Alpha-1 antitrypsin (AAT) is an important serine protease inhibitor in human plasma. Its major physiological role is to inhibit neutrophil elastase (NE) in the lower respiratory tract and protect lung tissue from destruction. Recent studies indicated an etiological role of NE in lung cancer development. The aim of this study was to investigate the association of alpha-1 antitrypsin deficiency (AATD) with lung cancer in patients with four different histological types of cancer: squamous cell carcinoma, adenocarcinomas, large cell carcinoma and small cell carcinoma. Phenotyping was carried out by isoelectric focusing (pH 4.2–4.9).
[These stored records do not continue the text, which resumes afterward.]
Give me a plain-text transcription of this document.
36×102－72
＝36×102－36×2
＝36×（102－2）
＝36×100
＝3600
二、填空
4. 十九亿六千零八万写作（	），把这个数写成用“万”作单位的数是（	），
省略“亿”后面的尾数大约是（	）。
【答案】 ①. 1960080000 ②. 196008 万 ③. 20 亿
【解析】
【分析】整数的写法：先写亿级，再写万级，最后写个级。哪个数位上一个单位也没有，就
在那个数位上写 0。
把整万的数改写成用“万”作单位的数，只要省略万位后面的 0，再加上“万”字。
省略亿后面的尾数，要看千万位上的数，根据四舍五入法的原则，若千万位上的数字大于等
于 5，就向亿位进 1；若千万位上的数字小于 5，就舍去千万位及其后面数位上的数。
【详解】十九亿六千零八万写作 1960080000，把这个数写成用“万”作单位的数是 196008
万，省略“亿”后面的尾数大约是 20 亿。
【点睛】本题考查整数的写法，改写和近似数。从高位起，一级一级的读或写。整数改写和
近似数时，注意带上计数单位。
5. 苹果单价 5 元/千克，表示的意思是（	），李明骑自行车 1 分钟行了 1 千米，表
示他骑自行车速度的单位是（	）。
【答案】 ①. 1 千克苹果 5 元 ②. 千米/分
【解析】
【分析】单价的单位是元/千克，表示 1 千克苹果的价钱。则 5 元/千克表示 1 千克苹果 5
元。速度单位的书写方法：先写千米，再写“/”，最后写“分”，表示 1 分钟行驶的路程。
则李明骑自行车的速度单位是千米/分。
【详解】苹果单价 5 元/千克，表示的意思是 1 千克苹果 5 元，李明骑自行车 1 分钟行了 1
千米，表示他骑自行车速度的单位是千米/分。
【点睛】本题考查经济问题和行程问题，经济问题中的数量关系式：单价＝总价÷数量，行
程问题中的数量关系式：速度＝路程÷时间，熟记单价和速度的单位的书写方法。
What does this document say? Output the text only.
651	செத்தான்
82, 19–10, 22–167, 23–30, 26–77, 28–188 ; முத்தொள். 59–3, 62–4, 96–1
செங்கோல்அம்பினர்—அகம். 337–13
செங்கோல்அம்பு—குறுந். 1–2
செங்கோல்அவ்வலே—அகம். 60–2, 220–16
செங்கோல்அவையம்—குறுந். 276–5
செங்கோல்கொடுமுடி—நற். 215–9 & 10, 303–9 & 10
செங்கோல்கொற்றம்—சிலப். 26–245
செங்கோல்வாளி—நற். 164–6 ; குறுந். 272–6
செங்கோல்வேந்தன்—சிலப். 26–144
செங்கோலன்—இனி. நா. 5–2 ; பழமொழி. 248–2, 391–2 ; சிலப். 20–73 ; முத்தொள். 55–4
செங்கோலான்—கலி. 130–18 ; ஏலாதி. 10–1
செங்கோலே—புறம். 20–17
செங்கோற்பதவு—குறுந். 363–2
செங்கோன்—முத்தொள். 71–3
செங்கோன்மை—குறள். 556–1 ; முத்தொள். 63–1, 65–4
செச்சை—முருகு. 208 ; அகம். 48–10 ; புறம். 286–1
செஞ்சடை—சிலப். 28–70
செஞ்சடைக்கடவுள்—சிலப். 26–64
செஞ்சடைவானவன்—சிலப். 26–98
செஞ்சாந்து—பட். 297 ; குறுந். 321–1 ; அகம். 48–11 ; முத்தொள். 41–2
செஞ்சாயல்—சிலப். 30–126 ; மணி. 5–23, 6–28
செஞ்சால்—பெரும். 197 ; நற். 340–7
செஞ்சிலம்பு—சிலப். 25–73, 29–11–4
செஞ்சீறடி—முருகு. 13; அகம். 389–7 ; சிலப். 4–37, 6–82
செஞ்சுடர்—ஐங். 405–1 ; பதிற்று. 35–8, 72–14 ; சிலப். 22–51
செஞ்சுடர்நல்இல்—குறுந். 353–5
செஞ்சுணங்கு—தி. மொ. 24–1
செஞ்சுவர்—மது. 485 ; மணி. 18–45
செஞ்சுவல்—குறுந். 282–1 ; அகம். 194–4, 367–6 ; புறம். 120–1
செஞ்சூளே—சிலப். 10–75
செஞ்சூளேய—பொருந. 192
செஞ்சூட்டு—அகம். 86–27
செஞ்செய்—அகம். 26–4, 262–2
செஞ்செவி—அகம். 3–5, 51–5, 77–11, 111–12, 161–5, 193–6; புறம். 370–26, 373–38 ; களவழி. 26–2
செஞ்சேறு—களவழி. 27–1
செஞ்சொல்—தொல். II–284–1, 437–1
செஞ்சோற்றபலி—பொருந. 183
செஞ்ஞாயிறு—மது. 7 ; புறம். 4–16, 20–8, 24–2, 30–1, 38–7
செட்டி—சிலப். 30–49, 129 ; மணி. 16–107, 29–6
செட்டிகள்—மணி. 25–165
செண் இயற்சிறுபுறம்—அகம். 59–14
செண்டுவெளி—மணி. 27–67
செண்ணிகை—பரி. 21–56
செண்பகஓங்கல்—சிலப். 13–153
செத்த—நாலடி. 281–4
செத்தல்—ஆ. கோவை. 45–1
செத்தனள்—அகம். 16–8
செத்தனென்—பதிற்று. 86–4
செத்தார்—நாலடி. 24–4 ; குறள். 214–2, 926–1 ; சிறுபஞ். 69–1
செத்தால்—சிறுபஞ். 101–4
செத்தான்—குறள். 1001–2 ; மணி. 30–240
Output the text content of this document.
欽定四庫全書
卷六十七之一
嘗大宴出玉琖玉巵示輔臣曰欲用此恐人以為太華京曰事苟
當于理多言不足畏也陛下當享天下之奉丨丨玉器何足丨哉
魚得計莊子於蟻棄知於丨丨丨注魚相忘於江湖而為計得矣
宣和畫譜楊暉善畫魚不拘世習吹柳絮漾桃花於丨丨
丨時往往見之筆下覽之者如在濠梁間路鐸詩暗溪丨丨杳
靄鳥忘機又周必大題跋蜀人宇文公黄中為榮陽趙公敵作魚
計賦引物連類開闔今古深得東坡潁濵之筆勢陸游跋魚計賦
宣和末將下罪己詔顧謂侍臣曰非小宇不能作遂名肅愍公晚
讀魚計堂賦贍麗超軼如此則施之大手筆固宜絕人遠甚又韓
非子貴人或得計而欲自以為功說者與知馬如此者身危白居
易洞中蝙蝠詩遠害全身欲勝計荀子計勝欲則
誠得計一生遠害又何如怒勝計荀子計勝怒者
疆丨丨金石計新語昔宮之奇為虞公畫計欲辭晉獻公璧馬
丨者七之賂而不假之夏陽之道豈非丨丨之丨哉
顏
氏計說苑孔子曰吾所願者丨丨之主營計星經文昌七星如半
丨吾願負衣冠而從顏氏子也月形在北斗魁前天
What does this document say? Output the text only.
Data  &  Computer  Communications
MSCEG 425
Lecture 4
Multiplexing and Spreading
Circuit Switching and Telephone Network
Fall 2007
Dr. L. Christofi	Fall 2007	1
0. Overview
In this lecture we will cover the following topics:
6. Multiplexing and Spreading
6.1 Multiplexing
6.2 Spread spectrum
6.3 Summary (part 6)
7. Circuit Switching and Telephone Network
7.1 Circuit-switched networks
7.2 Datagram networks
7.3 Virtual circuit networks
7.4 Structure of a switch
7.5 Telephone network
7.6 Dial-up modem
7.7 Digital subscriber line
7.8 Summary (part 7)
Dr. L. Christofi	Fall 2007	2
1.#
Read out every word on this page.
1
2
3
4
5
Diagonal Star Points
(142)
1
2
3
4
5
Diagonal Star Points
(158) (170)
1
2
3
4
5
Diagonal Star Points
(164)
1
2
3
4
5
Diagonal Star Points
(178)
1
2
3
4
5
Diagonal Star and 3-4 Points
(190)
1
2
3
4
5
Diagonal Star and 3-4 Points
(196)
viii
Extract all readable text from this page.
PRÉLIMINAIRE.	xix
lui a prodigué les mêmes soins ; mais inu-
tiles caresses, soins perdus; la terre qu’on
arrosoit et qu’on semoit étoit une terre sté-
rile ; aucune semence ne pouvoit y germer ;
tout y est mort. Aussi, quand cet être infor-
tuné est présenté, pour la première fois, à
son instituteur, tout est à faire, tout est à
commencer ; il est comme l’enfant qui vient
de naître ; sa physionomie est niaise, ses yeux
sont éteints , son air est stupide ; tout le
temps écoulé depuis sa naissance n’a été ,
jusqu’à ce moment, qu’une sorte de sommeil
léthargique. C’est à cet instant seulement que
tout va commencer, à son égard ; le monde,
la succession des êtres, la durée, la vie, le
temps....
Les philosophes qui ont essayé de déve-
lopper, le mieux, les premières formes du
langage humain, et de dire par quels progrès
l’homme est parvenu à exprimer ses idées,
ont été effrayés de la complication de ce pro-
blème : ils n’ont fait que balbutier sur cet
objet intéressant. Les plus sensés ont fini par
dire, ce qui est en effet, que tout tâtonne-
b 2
We compared the frequency of AATD phenotypes in 186 lung cancer patients with the value obtained in our previous study in a healthy Serbian population (3.7%) using the Fisher exact test. Allele frequencies in patients were Pi∗M 0.9677, Pi∗Z 0.0215, Pi∗S 0.0081 and Pi∗other rare 0.0027. Eleven of the 186 lung cancer patients (5.9%) were AATD heterozygotes with moderate deficiencies (PiMZ and PiMS). When this value was compared with AATD heterozygote frequency obtained in the healthy individuals (3.7%), the difference was close to the level of significance ( p = 0.055). However, individuals with AATD phenotypes had a higher risk of developing squamous cell lung cancer then those with non-deficient AAT variants (OR = 4.51, 95% CI = 1.66–12.29). Our findings provide evidence of an association between AAT phenotypes with moderate deficiency and squamous cell lung cancer.